Someone calls my name. I turn to see Lori leaning out of the kitchen, holding onto the edge of the swinging door.

“What's up?” I ask as I follow her into the kitchen.

She takes me behind the salad prep area, where an old boom box sits on a shelf. She turns up the volume. Above the clatter of pans and the sizzle of grease, I hear an angry male voice.

“—not participate in the unfruitful deeds of darkness, but instead even expose them, as Paul told the Ephesians.” He lets that sink in. “Don't let the secular media and your children's public school teachers convince you that Halloween is harmless fun. Your
tolerance
is their greatest weapon in this culture war. Fact: Halloween is a pagan holiday that glorifies darkness and evil and everything God wants us to fight.”

I glance past her at the chef/dishwasher, who's searing a pair of burgers on the grill, then at the ceramic white statue of the Virgin Mary above the prep table. “When did Jorge get born again?”

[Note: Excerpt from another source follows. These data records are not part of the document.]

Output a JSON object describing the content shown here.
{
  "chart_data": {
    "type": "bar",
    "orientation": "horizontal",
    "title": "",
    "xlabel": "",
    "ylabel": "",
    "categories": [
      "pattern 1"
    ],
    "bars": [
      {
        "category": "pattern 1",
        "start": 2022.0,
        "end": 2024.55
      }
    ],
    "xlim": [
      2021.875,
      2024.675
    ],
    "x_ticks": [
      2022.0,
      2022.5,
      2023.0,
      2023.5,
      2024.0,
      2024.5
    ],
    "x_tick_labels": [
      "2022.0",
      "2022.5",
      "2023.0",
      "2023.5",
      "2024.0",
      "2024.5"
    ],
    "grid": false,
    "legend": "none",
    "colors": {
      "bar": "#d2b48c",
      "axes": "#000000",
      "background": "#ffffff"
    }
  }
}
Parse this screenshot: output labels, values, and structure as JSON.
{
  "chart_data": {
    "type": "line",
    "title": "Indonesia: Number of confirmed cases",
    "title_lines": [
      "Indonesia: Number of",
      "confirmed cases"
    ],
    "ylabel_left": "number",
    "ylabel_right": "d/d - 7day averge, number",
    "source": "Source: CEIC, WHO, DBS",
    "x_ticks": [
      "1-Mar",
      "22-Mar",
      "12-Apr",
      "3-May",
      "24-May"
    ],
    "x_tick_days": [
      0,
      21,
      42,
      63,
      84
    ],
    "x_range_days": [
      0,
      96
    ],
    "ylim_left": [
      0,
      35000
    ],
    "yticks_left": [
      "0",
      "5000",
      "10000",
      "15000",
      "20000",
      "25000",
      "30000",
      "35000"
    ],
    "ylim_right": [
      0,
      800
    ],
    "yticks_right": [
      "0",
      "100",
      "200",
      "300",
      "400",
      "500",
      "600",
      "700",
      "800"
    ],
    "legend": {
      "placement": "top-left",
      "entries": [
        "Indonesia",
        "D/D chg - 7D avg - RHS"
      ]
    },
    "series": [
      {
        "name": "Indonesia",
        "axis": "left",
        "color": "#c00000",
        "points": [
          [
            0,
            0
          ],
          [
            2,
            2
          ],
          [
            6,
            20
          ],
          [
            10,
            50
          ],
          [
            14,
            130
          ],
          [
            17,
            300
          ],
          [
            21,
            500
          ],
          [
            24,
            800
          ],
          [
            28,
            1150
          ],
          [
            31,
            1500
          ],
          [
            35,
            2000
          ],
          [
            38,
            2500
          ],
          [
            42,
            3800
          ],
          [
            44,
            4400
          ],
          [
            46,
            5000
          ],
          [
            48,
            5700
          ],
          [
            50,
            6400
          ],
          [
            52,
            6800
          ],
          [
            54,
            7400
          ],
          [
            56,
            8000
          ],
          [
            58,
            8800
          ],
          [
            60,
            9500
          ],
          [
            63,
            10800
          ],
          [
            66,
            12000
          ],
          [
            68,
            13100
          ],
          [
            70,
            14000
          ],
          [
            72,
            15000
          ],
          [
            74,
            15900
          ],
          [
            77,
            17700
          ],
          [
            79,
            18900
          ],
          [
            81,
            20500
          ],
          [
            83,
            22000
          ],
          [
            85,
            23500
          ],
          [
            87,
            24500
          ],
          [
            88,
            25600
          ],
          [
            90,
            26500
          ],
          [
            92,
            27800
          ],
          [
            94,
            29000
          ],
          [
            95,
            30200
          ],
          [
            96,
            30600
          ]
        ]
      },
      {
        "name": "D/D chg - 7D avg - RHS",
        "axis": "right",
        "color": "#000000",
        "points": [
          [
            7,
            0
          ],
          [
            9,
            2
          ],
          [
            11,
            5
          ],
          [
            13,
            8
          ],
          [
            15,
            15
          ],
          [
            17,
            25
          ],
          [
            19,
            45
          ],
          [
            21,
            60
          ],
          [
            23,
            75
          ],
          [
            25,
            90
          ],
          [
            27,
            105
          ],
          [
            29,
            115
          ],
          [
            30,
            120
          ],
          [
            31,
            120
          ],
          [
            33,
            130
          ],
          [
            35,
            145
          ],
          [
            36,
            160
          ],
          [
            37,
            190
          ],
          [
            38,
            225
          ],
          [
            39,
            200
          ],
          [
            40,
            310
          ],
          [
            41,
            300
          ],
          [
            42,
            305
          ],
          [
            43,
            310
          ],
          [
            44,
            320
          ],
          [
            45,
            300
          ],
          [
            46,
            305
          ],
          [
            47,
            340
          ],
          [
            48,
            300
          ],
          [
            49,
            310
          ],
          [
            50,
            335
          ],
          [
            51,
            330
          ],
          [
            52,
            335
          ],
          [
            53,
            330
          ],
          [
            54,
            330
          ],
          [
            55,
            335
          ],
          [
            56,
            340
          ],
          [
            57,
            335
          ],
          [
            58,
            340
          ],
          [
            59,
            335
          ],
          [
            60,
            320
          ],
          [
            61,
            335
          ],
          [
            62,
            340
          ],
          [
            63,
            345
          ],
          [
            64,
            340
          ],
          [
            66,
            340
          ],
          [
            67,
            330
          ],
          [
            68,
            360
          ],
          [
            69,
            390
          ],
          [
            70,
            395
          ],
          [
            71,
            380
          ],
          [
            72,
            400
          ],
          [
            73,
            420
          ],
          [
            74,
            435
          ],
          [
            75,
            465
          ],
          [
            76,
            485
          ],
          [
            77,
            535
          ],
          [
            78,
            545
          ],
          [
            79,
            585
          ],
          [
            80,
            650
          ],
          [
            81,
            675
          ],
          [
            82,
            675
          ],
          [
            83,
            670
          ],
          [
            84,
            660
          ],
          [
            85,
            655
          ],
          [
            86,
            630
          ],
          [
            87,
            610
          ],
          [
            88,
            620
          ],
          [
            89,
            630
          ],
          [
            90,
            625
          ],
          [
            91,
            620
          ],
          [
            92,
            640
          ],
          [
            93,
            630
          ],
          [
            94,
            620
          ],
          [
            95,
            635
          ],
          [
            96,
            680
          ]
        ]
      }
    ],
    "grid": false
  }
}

Lori shakes her head. “It's supposed to be WVMP.”

“No, it's just mistuned.” I twist the grease-encrusted knob, searching for the station. “The antenna probably got knocked.”

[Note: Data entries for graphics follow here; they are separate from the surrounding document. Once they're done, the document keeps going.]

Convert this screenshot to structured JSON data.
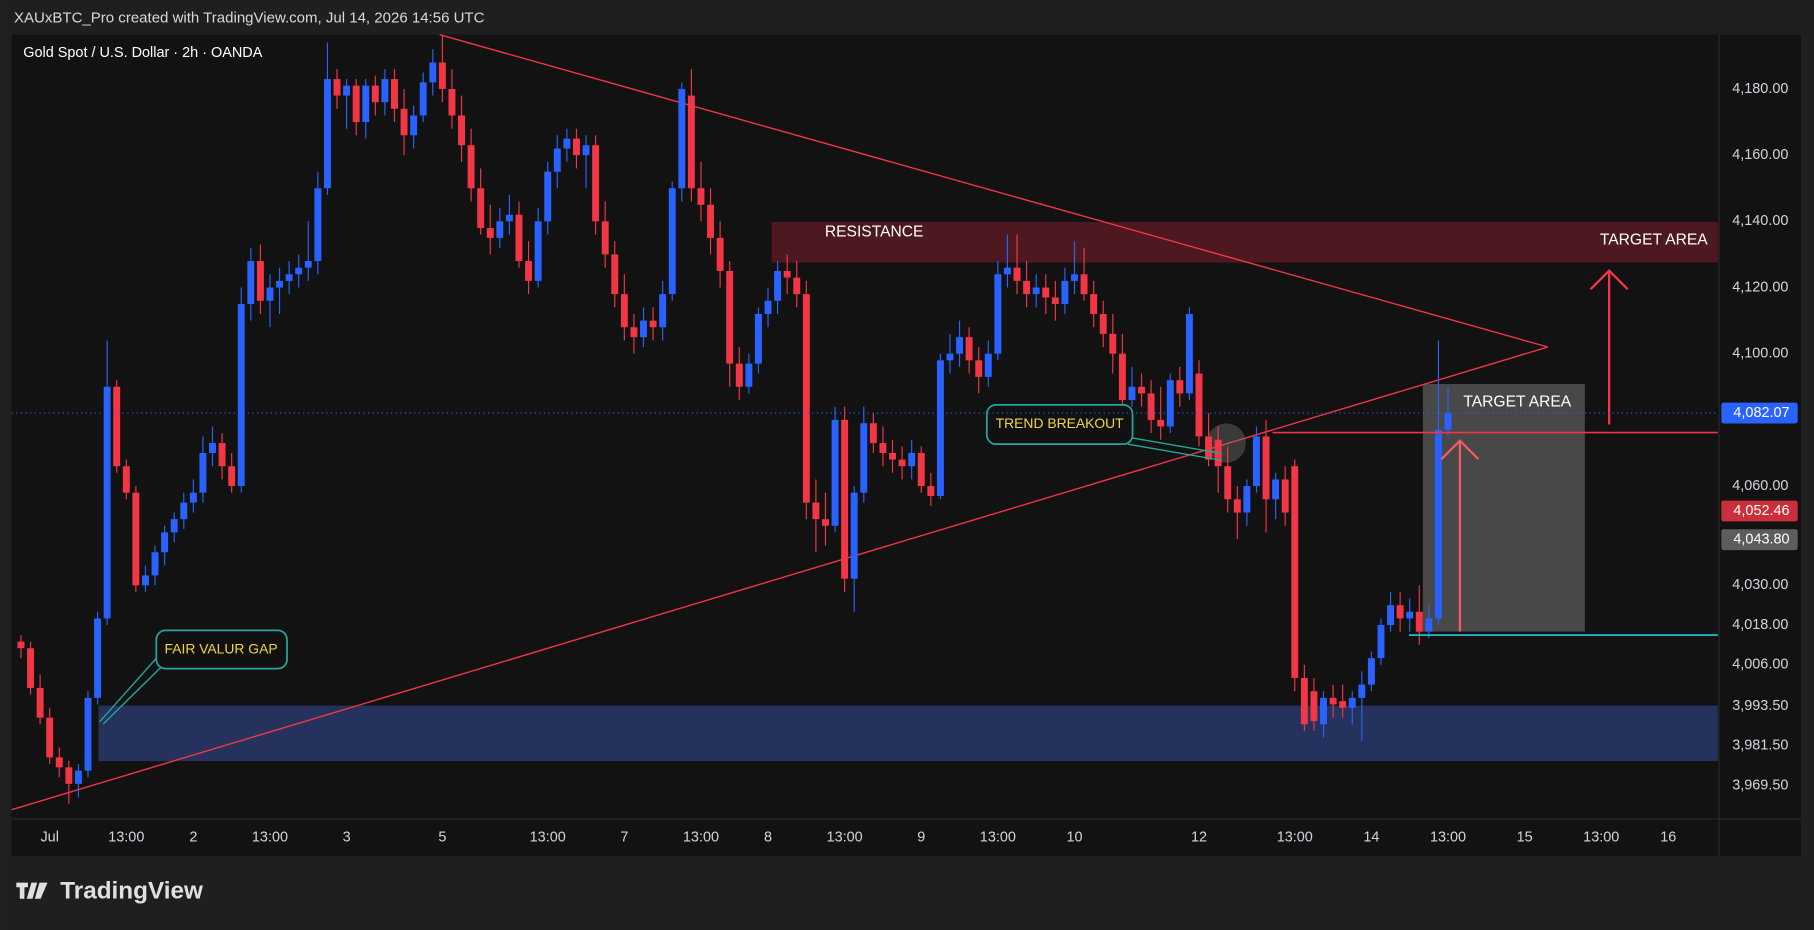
{
  "attribution": "XAUxBTC_Pro created with TradingView.com, Jul 14, 2026 14:56 UTC",
  "logo": "TradingView",
  "chart_data": {
    "type": "candlestick",
    "title": "Gold Spot / U.S. Dollar · 2h · OANDA",
    "colors": {
      "up": "#2962ff",
      "down": "#f23645"
    },
    "ylim": [
      3959.4,
      4196.4
    ],
    "yticks": [
      {
        "value": 4180,
        "label": "4,180.00"
      },
      {
        "value": 4160,
        "label": "4,160.00"
      },
      {
        "value": 4140,
        "label": "4,140.00"
      },
      {
        "value": 4120,
        "label": "4,120.00"
      },
      {
        "value": 4100,
        "label": "4,100.00"
      },
      {
        "value": 4060,
        "label": "4,060.00"
      },
      {
        "value": 4030,
        "label": "4,030.00"
      },
      {
        "value": 4018,
        "label": "4,018.00"
      },
      {
        "value": 4006,
        "label": "4,006.00"
      },
      {
        "value": 3993.5,
        "label": "3,993.50"
      },
      {
        "value": 3981.5,
        "label": "3,981.50"
      },
      {
        "value": 3969.5,
        "label": "3,969.50"
      }
    ],
    "grid": false,
    "price_labels": [
      {
        "value": 4082.07,
        "label": "4,082.07",
        "color": "#2962ff"
      },
      {
        "value": 4052.46,
        "label": "4,052.46",
        "color": "#cc2f3c"
      },
      {
        "value": 4043.8,
        "label": "4,043.80",
        "color": "#5d5d5d"
      }
    ],
    "annotations": {
      "resistance": "RESISTANCE",
      "target_top": "TARGET AREA",
      "target_box": "TARGET AREA",
      "fvg": "FAIR VALUR GAP",
      "breakout": "TREND BREAKOUT"
    },
    "categories": [
      null,
      null,
      null,
      "Jul",
      null,
      null,
      null,
      null,
      null,
      null,
      null,
      "13:00",
      null,
      null,
      null,
      null,
      null,
      null,
      "2",
      null,
      null,
      null,
      null,
      null,
      null,
      null,
      "13:00",
      null,
      null,
      null,
      null,
      null,
      null,
      null,
      "3",
      null,
      null,
      null,
      null,
      null,
      null,
      null,
      null,
      null,
      "5",
      null,
      null,
      null,
      null,
      null,
      null,
      null,
      null,
      null,
      null,
      "13:00",
      null,
      null,
      null,
      null,
      null,
      null,
      null,
      "7",
      null,
      null,
      null,
      null,
      null,
      null,
      null,
      "13:00",
      null,
      null,
      null,
      null,
      null,
      null,
      "8",
      null,
      null,
      null,
      null,
      null,
      null,
      null,
      "13:00",
      null,
      null,
      null,
      null,
      null,
      null,
      null,
      "9",
      null,
      null,
      null,
      null,
      null,
      null,
      null,
      "13:00",
      null,
      null,
      null,
      null,
      null,
      null,
      null,
      "10",
      null,
      null,
      null,
      null,
      null,
      null,
      null,
      null,
      null,
      null,
      null,
      null,
      "12",
      null,
      null,
      null,
      null,
      null,
      null,
      null,
      null,
      null,
      "13:00",
      null,
      null,
      null,
      null,
      null,
      null,
      null,
      "14",
      null,
      null,
      null,
      null,
      null,
      null,
      null,
      "13:00",
      null,
      null,
      null,
      null,
      null,
      null,
      null,
      "15",
      null,
      null,
      null,
      null,
      null,
      null,
      null,
      "13:00",
      null,
      null,
      null,
      null,
      null,
      null,
      "16",
      null,
      null,
      null,
      null,
      null
    ],
    "ohlc": [
      [
        4013,
        4015,
        4008,
        4011
      ],
      [
        4011,
        4013,
        3997,
        3999
      ],
      [
        3999,
        4003,
        3988,
        3990
      ],
      [
        3990,
        3993,
        3976,
        3978
      ],
      [
        3978,
        3981,
        3972,
        3975
      ],
      [
        3975,
        3977,
        3964,
        3970
      ],
      [
        3970,
        3976,
        3966,
        3974
      ],
      [
        3974,
        3998,
        3972,
        3996
      ],
      [
        3996,
        4022,
        3994,
        4020
      ],
      [
        4020,
        4104,
        4018,
        4090
      ],
      [
        4090,
        4092,
        4064,
        4066
      ],
      [
        4066,
        4068,
        4056,
        4058
      ],
      [
        4058,
        4060,
        4028,
        4030
      ],
      [
        4030,
        4036,
        4028,
        4033
      ],
      [
        4033,
        4042,
        4030,
        4040
      ],
      [
        4040,
        4048,
        4036,
        4046
      ],
      [
        4046,
        4052,
        4043,
        4050
      ],
      [
        4050,
        4058,
        4047,
        4055
      ],
      [
        4055,
        4062,
        4052,
        4058
      ],
      [
        4058,
        4075,
        4055,
        4070
      ],
      [
        4070,
        4078,
        4066,
        4073
      ],
      [
        4073,
        4076,
        4062,
        4066
      ],
      [
        4066,
        4070,
        4058,
        4060
      ],
      [
        4060,
        4120,
        4058,
        4115
      ],
      [
        4115,
        4132,
        4110,
        4128
      ],
      [
        4128,
        4133,
        4112,
        4116
      ],
      [
        4116,
        4124,
        4108,
        4120
      ],
      [
        4120,
        4126,
        4112,
        4122
      ],
      [
        4122,
        4128,
        4118,
        4124
      ],
      [
        4124,
        4130,
        4120,
        4126
      ],
      [
        4126,
        4140,
        4122,
        4128
      ],
      [
        4128,
        4155,
        4124,
        4150
      ],
      [
        4150,
        4194,
        4148,
        4183
      ],
      [
        4183,
        4186,
        4174,
        4178
      ],
      [
        4178,
        4183,
        4168,
        4181
      ],
      [
        4181,
        4183,
        4166,
        4170
      ],
      [
        4170,
        4183,
        4165,
        4181
      ],
      [
        4181,
        4184,
        4172,
        4176
      ],
      [
        4176,
        4186,
        4172,
        4183
      ],
      [
        4183,
        4186,
        4170,
        4174
      ],
      [
        4174,
        4180,
        4160,
        4166
      ],
      [
        4166,
        4175,
        4162,
        4172
      ],
      [
        4172,
        4185,
        4170,
        4182
      ],
      [
        4182,
        4192,
        4178,
        4188
      ],
      [
        4188,
        4196,
        4176,
        4180
      ],
      [
        4180,
        4186,
        4168,
        4172
      ],
      [
        4172,
        4178,
        4158,
        4163
      ],
      [
        4163,
        4168,
        4146,
        4150
      ],
      [
        4150,
        4156,
        4136,
        4138
      ],
      [
        4138,
        4145,
        4130,
        4135
      ],
      [
        4135,
        4144,
        4132,
        4140
      ],
      [
        4140,
        4148,
        4136,
        4142
      ],
      [
        4142,
        4146,
        4126,
        4128
      ],
      [
        4128,
        4134,
        4118,
        4122
      ],
      [
        4122,
        4144,
        4120,
        4140
      ],
      [
        4140,
        4158,
        4136,
        4155
      ],
      [
        4155,
        4166,
        4150,
        4162
      ],
      [
        4162,
        4168,
        4158,
        4165
      ],
      [
        4165,
        4168,
        4156,
        4160
      ],
      [
        4160,
        4166,
        4150,
        4163
      ],
      [
        4163,
        4166,
        4136,
        4140
      ],
      [
        4140,
        4146,
        4126,
        4130
      ],
      [
        4130,
        4134,
        4114,
        4118
      ],
      [
        4118,
        4124,
        4104,
        4108
      ],
      [
        4108,
        4112,
        4100,
        4105
      ],
      [
        4105,
        4114,
        4102,
        4110
      ],
      [
        4110,
        4114,
        4104,
        4108
      ],
      [
        4108,
        4122,
        4104,
        4118
      ],
      [
        4118,
        4152,
        4116,
        4150
      ],
      [
        4150,
        4182,
        4146,
        4180
      ],
      [
        4178,
        4186,
        4146,
        4150
      ],
      [
        4150,
        4158,
        4140,
        4145
      ],
      [
        4145,
        4150,
        4130,
        4135
      ],
      [
        4135,
        4140,
        4120,
        4125
      ],
      [
        4125,
        4128,
        4090,
        4097
      ],
      [
        4097,
        4102,
        4086,
        4090
      ],
      [
        4090,
        4100,
        4088,
        4097
      ],
      [
        4097,
        4114,
        4094,
        4112
      ],
      [
        4112,
        4120,
        4108,
        4116
      ],
      [
        4116,
        4128,
        4112,
        4125
      ],
      [
        4125,
        4130,
        4118,
        4123
      ],
      [
        4123,
        4128,
        4114,
        4118
      ],
      [
        4118,
        4122,
        4050,
        4055
      ],
      [
        4055,
        4062,
        4040,
        4050
      ],
      [
        4050,
        4058,
        4042,
        4048
      ],
      [
        4048,
        4084,
        4046,
        4080
      ],
      [
        4080,
        4084,
        4028,
        4032
      ],
      [
        4032,
        4060,
        4022,
        4058
      ],
      [
        4058,
        4084,
        4055,
        4079
      ],
      [
        4079,
        4082,
        4070,
        4073
      ],
      [
        4073,
        4078,
        4066,
        4070
      ],
      [
        4070,
        4074,
        4064,
        4068
      ],
      [
        4068,
        4072,
        4062,
        4066
      ],
      [
        4066,
        4074,
        4062,
        4070
      ],
      [
        4070,
        4072,
        4058,
        4060
      ],
      [
        4060,
        4064,
        4054,
        4057
      ],
      [
        4057,
        4100,
        4056,
        4098
      ],
      [
        4098,
        4106,
        4094,
        4100
      ],
      [
        4100,
        4110,
        4096,
        4105
      ],
      [
        4105,
        4108,
        4094,
        4098
      ],
      [
        4098,
        4102,
        4088,
        4093
      ],
      [
        4093,
        4104,
        4090,
        4100
      ],
      [
        4100,
        4128,
        4098,
        4124
      ],
      [
        4124,
        4136,
        4120,
        4126
      ],
      [
        4126,
        4136,
        4118,
        4122
      ],
      [
        4122,
        4128,
        4114,
        4118
      ],
      [
        4118,
        4124,
        4114,
        4120
      ],
      [
        4120,
        4124,
        4112,
        4117
      ],
      [
        4117,
        4122,
        4110,
        4115
      ],
      [
        4115,
        4126,
        4112,
        4122
      ],
      [
        4122,
        4134,
        4118,
        4124
      ],
      [
        4124,
        4132,
        4116,
        4118
      ],
      [
        4118,
        4122,
        4108,
        4112
      ],
      [
        4112,
        4116,
        4102,
        4106
      ],
      [
        4106,
        4112,
        4094,
        4100
      ],
      [
        4100,
        4106,
        4082,
        4086
      ],
      [
        4086,
        4096,
        4084,
        4090
      ],
      [
        4090,
        4094,
        4084,
        4088
      ],
      [
        4088,
        4092,
        4076,
        4080
      ],
      [
        4080,
        4090,
        4074,
        4078
      ],
      [
        4078,
        4094,
        4076,
        4092
      ],
      [
        4092,
        4096,
        4084,
        4088
      ],
      [
        4088,
        4114,
        4086,
        4112
      ],
      [
        4094,
        4098,
        4072,
        4075
      ],
      [
        4075,
        4082,
        4066,
        4068
      ],
      [
        4074,
        4078,
        4058,
        4066
      ],
      [
        4066,
        4072,
        4052,
        4056
      ],
      [
        4056,
        4060,
        4044,
        4052
      ],
      [
        4052,
        4062,
        4048,
        4060
      ],
      [
        4060,
        4078,
        4058,
        4075
      ],
      [
        4075,
        4080,
        4046,
        4056
      ],
      [
        4056,
        4064,
        4050,
        4062
      ],
      [
        4062,
        4066,
        4048,
        4052
      ],
      [
        4066,
        4068,
        3998,
        4002
      ],
      [
        4002,
        4006,
        3986,
        3988
      ],
      [
        3998,
        4002,
        3986,
        3989
      ],
      [
        3988,
        3998,
        3984,
        3996
      ],
      [
        3996,
        4000,
        3990,
        3994
      ],
      [
        3995,
        4000,
        3990,
        3993
      ],
      [
        3993,
        3998,
        3988,
        3996
      ],
      [
        3996,
        4004,
        3983,
        4000
      ],
      [
        4000,
        4010,
        3998,
        4008
      ],
      [
        4008,
        4020,
        4006,
        4018
      ],
      [
        4018,
        4028,
        4016,
        4024
      ],
      [
        4024,
        4028,
        4016,
        4020
      ],
      [
        4020,
        4026,
        4016,
        4022
      ],
      [
        4022,
        4030,
        4012,
        4016
      ],
      [
        4016,
        4024,
        4014,
        4020
      ],
      [
        4020,
        4104,
        4018,
        4077
      ],
      [
        4077,
        4090,
        4075,
        4082
      ],
      null,
      null,
      null,
      null,
      null,
      null,
      null,
      null,
      null,
      null,
      null,
      null,
      null,
      null,
      null,
      null,
      null,
      null,
      null,
      null,
      null,
      null,
      null,
      null,
      null,
      null,
      null,
      null
    ]
  }
}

“I already tried that. I was here when it happened, just now.” She points to the wall clock, which reads a minute after midnight. “Regina was giving her usual creepy intro, then suddenly it was this guy.”

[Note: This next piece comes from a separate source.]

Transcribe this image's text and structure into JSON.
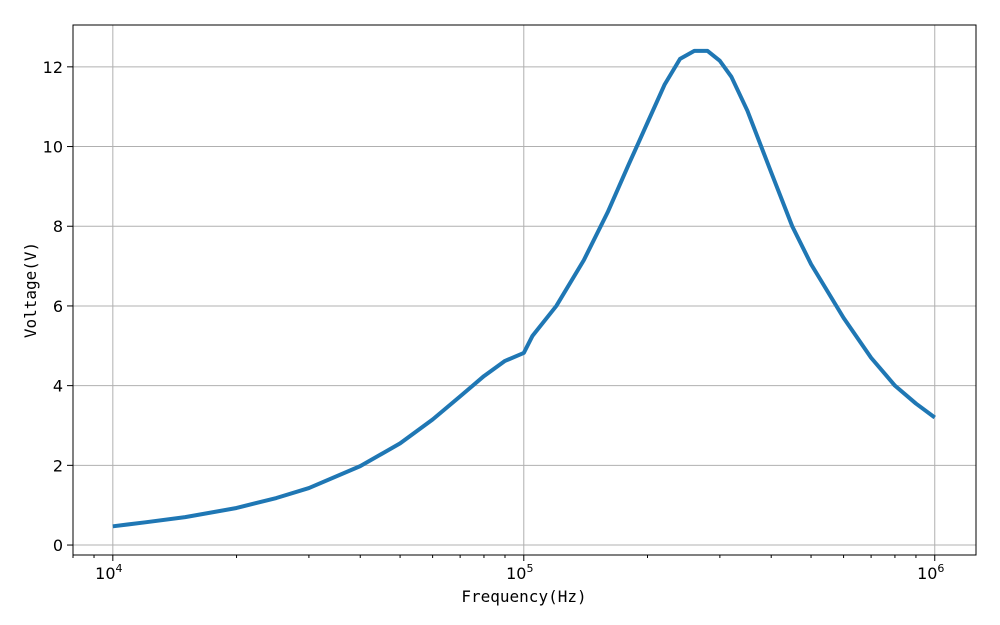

I tweak the dial again and again, but there's no Regina, no Bauhaus, no Sex Pistols. Just a whole lotta Jesus goin' on.

“I better get David.”

The kitchen door sweeps inward, banging into the stainless steel dishwasher. My boss stalks toward us, dressed as Bruce Springsteen circa
Born in the U.S.A.,
cell phone at his ear. As David passes me, I hear a woman's screech from the earpiece.

“I'll call you back.” He shuts the phone as he stomps up to the radio, the bandana around his ripped blue jeans flapping with each step.

“She's not on,” I tell him. “It's some guy nutting off about Satan.”

David adjusts the knob up and down, only to get another dose of Ranty Man.

He curses under his breath. “Regina said she's flooded with calls.”

“It happened exactly at midnight,” Lori offers.

“Strange.” David stares at the boom box. “It's like another station was just created on the same frequency.”

“Isn't that illegal?” I ask him.

“Extremely.” He rubs the dark, uneven stubble on his chin, a look he's been working on for a week (and, if I may say, has been worth the wait). “If it's a pirate operation, the FCC could slap them with a fine and confiscate their equipment, maybe even throw them in jail.”

“Then what are we waiting for? Let's report them.”

He gives me a patronizing glare, like I've suggested we call up Santa Claus. “Ciara, the FCC doesn't exactly have a twenty-four-hour emergency number. We'll have to file a report during business hours.”

“What if it's not pirates?” I gesture to the radio. “It sounds too high-quality to be coming out of someone's basement. What if it's another real station?” My mind sounds the
cha-ching!
of a cash register. “Can we sue them?”

David turns away, dark brows furrowed. “If it's a real station,” he murmurs, “I might be able to find out—” He looks at Lori. “Can I use your boss's computer?”

She points to the back of the kitchen. “There's Stuart's office. Sorry about the mess.”

David speaks to me as he strides away. “Call Regina, tell her to get the location of everyone who can't hear us.”

I head back to the bar, where Shane is onstage and on the phone. He pulls his head away from the phone, as if it's delivering electric shocks.